At the constriction, flow speed is greater by continuity. For a non-viscous steady flow, Bernoulli's principle then requires pressure to be lower at the constriction. The piezometer level at the narrow section should therefore be lower, as in Fig. 9.20(b), not higher as in Fig. 9.20(a).
Figure 9.20(a) is incorrect.
Tube area is $A_1=8.0\,\text{cm}^2=8.0\times10^{-4}\,\text{m}^2$ and tube speed is $v_1=1.5/60=0.025\,\text{m s}^{-1}$. Total hole area is $A_2=40\pi(0.0005)^2=3.14\times10^{-5}\,\text{m}^2$. Continuity gives $A_1v_1=A_2v_2$, so $v_2=(8.0\times10^{-4})(0.025)/(3.14\times10^{-5})=0.64\,\text{m s}^{-1}$.
$0.64\,\text{m s}^{-1}$ approximately.
A soap film has two surfaces, so the upward force is $2Sl$. Thus $S=W/(2l)=1.5\times10^{-2}/[2(0.30)]=2.5\times10^{-2}\,\text{N m}^{-1}$.
$2.5\times10^{-2}\,\text{N m}^{-1}$.
For a liquid drop with one surface, excess pressure is $2S/r$. Thus $\Delta P=2(4.65\times10^{-1})/(3.00\times10^{-3})=310\,\text{Pa}$. Pressure inside $=1.01\times10^5+310=1.0131\times10^5\,\text{Pa}$.
Excess pressure is $310\,\text{Pa}$; total pressure inside is $1.013\times10^5\,\text{Pa}$ approximately.

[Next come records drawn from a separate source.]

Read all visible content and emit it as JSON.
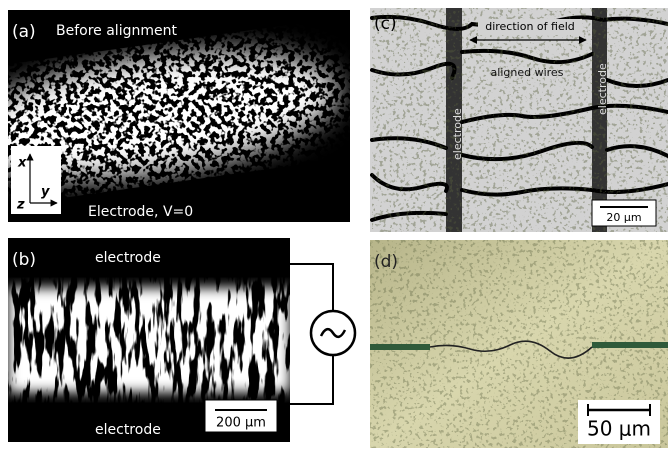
{
  "panels": [
    {
      "label": "(a)",
      "title": "Before alignment",
      "axes": {
        "x": "x",
        "y": "y",
        "z": "z"
      },
      "caption": "Electrode, V=0"
    },
    {
      "label": "(b)",
      "top": "electrode",
      "bottom": "electrode",
      "scale": "200 μm"
    },
    {
      "label": "(c)",
      "arrow": "direction of field",
      "wires": "aligned wires",
      "electrodes": [
        "electrode",
        "electrode"
      ],
      "scale": "20 μm"
    },
    {
      "label": "(d)",
      "scale": "50 μm"
    }
  ]
}
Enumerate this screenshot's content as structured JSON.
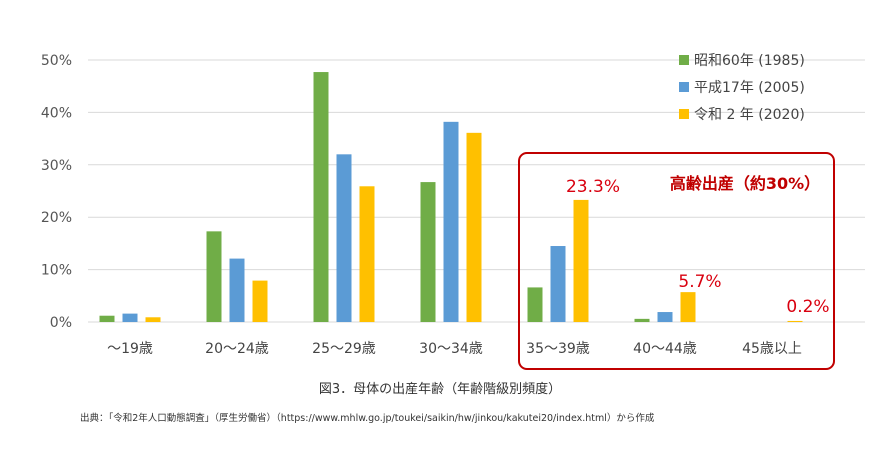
{
  "chart_data": {
    "type": "bar",
    "categories": [
      "～19歳",
      "20～24歳",
      "25～29歳",
      "30～34歳",
      "35～39歳",
      "40～44歳",
      "45歳以上"
    ],
    "series": [
      {
        "name": "昭和60年 (1985)",
        "color": "#70ad47",
        "values": [
          1.2,
          17.3,
          47.7,
          26.7,
          6.6,
          0.6,
          0.0
        ]
      },
      {
        "name": "平成17年 (2005)",
        "color": "#5b9bd5",
        "values": [
          1.6,
          12.1,
          32.0,
          38.2,
          14.5,
          1.9,
          0.0
        ]
      },
      {
        "name": "令和 2 年 (2020)",
        "color": "#ffc000",
        "values": [
          0.9,
          7.9,
          25.9,
          36.1,
          23.3,
          5.7,
          0.2
        ]
      }
    ],
    "yticks": [
      "0%",
      "10%",
      "20%",
      "30%",
      "40%",
      "50%"
    ],
    "ylim": [
      0,
      50
    ],
    "grid": true,
    "legend": "top-right",
    "data_labels": [
      "23.3%",
      "5.7%",
      "0.2%"
    ],
    "annotation": "高齢出産（約30%）",
    "highlight_color": "#c00000"
  },
  "caption": "図3．母体の出産年齢（年齢階級別頻度）",
  "source": "出典：「令和2年人口動態調査」（厚生労働省）（https://www.mhlw.go.jp/toukei/saikin/hw/jinkou/kakutei20/index.html）から作成"
}
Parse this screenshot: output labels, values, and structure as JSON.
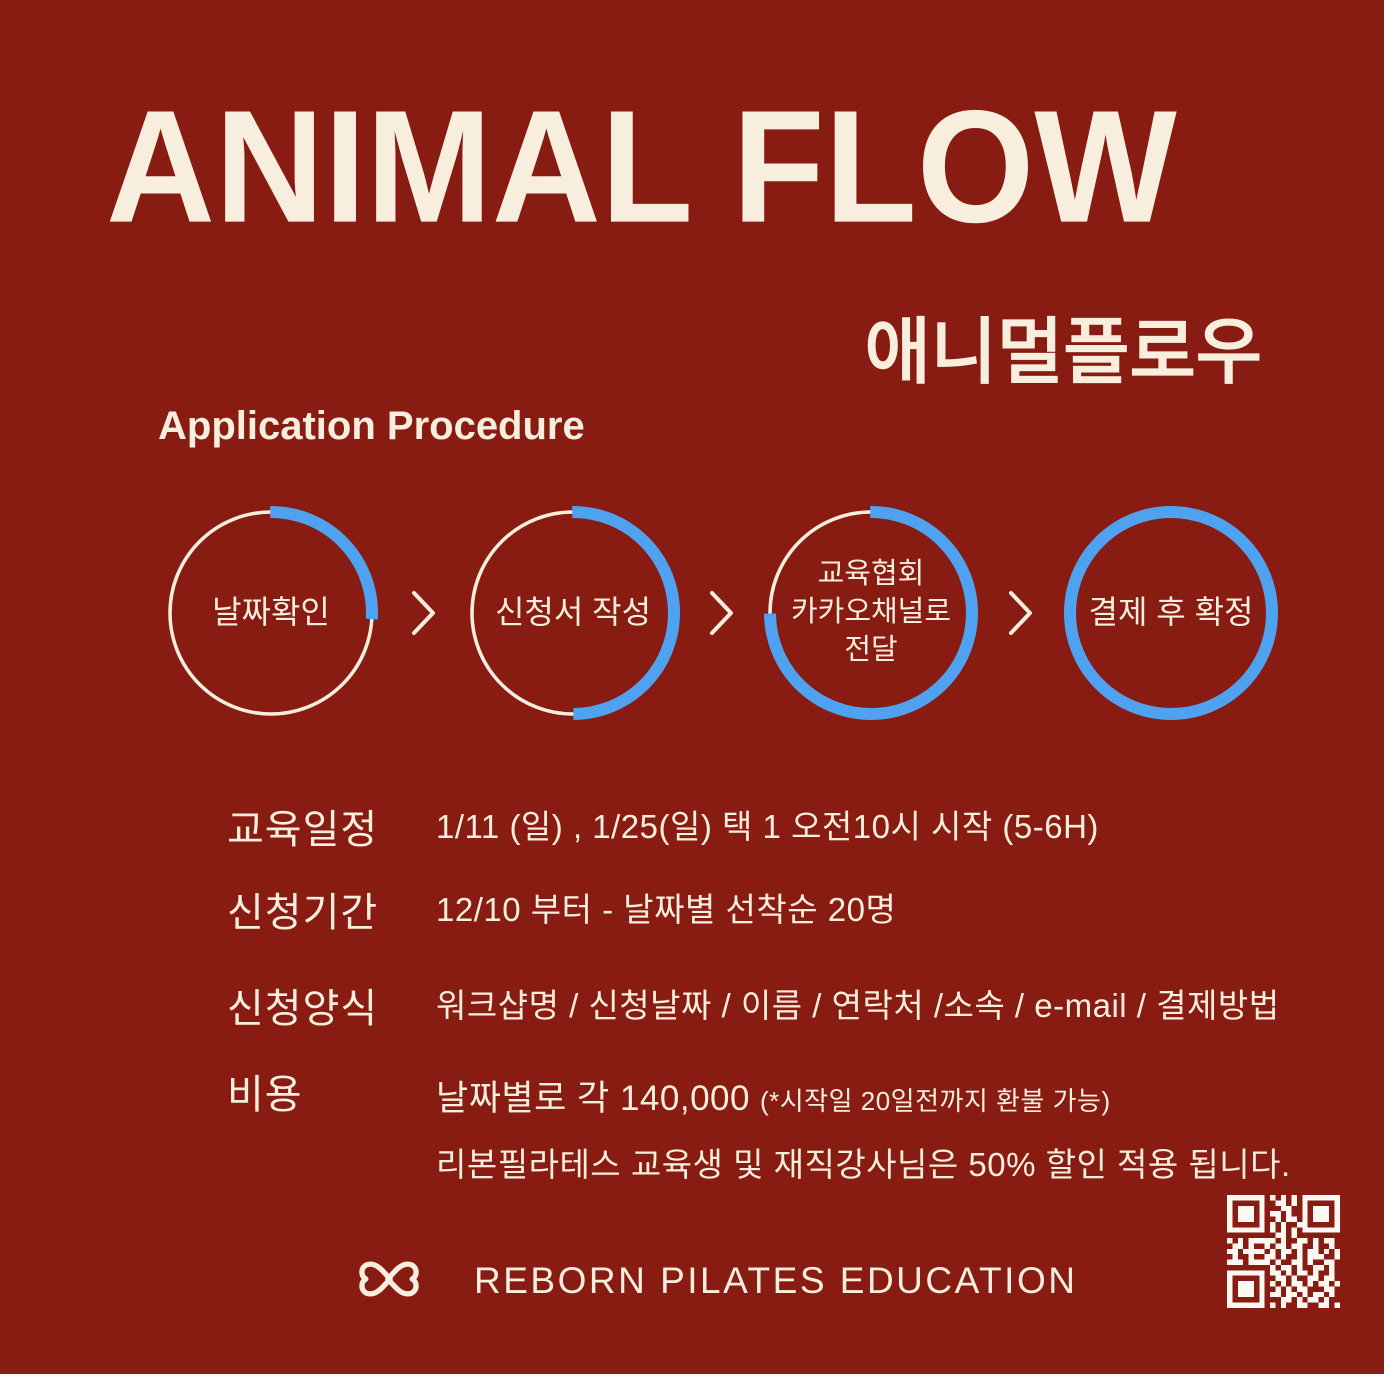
{
  "poster": {
    "title": "ANIMAL FLOW",
    "korean_title": "애니멀플로우",
    "section_title": "Application Procedure"
  },
  "steps": {
    "separator_icon": "chevron-right-icon",
    "items": [
      {
        "label": "날짜확인",
        "progress_percent": 26
      },
      {
        "label": "신청서 작성",
        "progress_percent": 50
      },
      {
        "label": "교육협회\n카카오채널로\n전달",
        "progress_percent": 75,
        "small_text": true
      },
      {
        "label": "결제 후 확정",
        "progress_percent": 100
      }
    ]
  },
  "details": {
    "rows": [
      {
        "label": "교육일정",
        "value": "1/11 (일) , 1/25(일) 택 1  오전10시 시작 (5-6H)"
      },
      {
        "label": "신청기간",
        "value": "12/10 부터  -  날짜별 선착순 20명"
      },
      {
        "label": "신청양식",
        "value": "워크샵명 / 신청날짜 / 이름 / 연락처 /소속 / e-mail / 결제방법"
      },
      {
        "label": "비용",
        "value": "날짜별로 각 140,000",
        "note": "(*시작일 20일전까지 환불 가능)",
        "value_line2": "리본필라테스 교육생 및 재직강사님은 50% 할인 적용 됩니다."
      }
    ]
  },
  "footer": {
    "brand": "REBORN PILATES EDUCATION",
    "logo_icon": "reborn-hearts-bow-logo",
    "qr_matrix": [
      "111111101010101111111",
      "100000100110101000001",
      "101110100011001011101",
      "101110101101001011101",
      "101110100101101011101",
      "100000101010011000001",
      "111111101010101111111",
      "000000000110100000000",
      "101011111010011010110",
      "011010010110110010010",
      "110111101011010110101",
      "010010011010010111001",
      "111011110100110100110",
      "000000001011010011010",
      "111111101101011010010",
      "100000100110100110110",
      "101110101010110101101",
      "101110100101011000110",
      "101110101101101011010",
      "100000100011010110100",
      "111111101010011001101"
    ]
  },
  "colors": {
    "background": "#881c12",
    "cream": "#f7eedd",
    "progress_blue": "#4fa2f0",
    "qr_white": "#fbf8f2"
  }
}
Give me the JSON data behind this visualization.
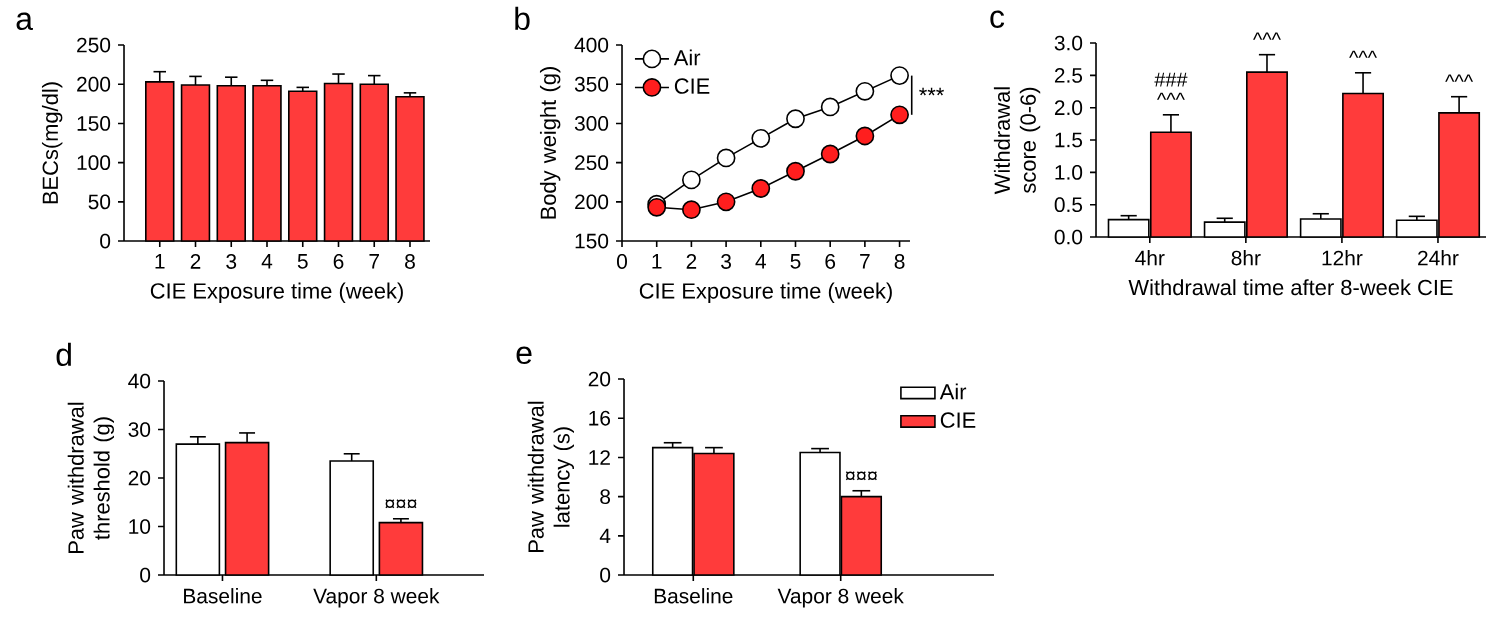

A soap bubble in air has two surfaces, so $\Delta P=4S/r=4(2.50\times10^{-2})/(5.00\times10^{-3})=20\,\text{Pa}$. An air bubble inside liquid has one interface, so excess pressure is $2S/r=10\,\text{Pa}$. At depth $h=0.40\,\text{m}$ in liquid of density $1.20\times10^3\,\text{kg m}^{-3}$, outside pressure is $P_0+\rho gh=1.01\times10^5+1200(9.8)(0.40)$. Adding 10 Pa gives $P_{inside}=1.057\times10^5\,\text{Pa}$.
Soap bubble excess pressure is $20\,\text{Pa}$. The pressure inside the air bubble at 40.0 cm depth is about $1.057\times10^5\,\text{Pa}$.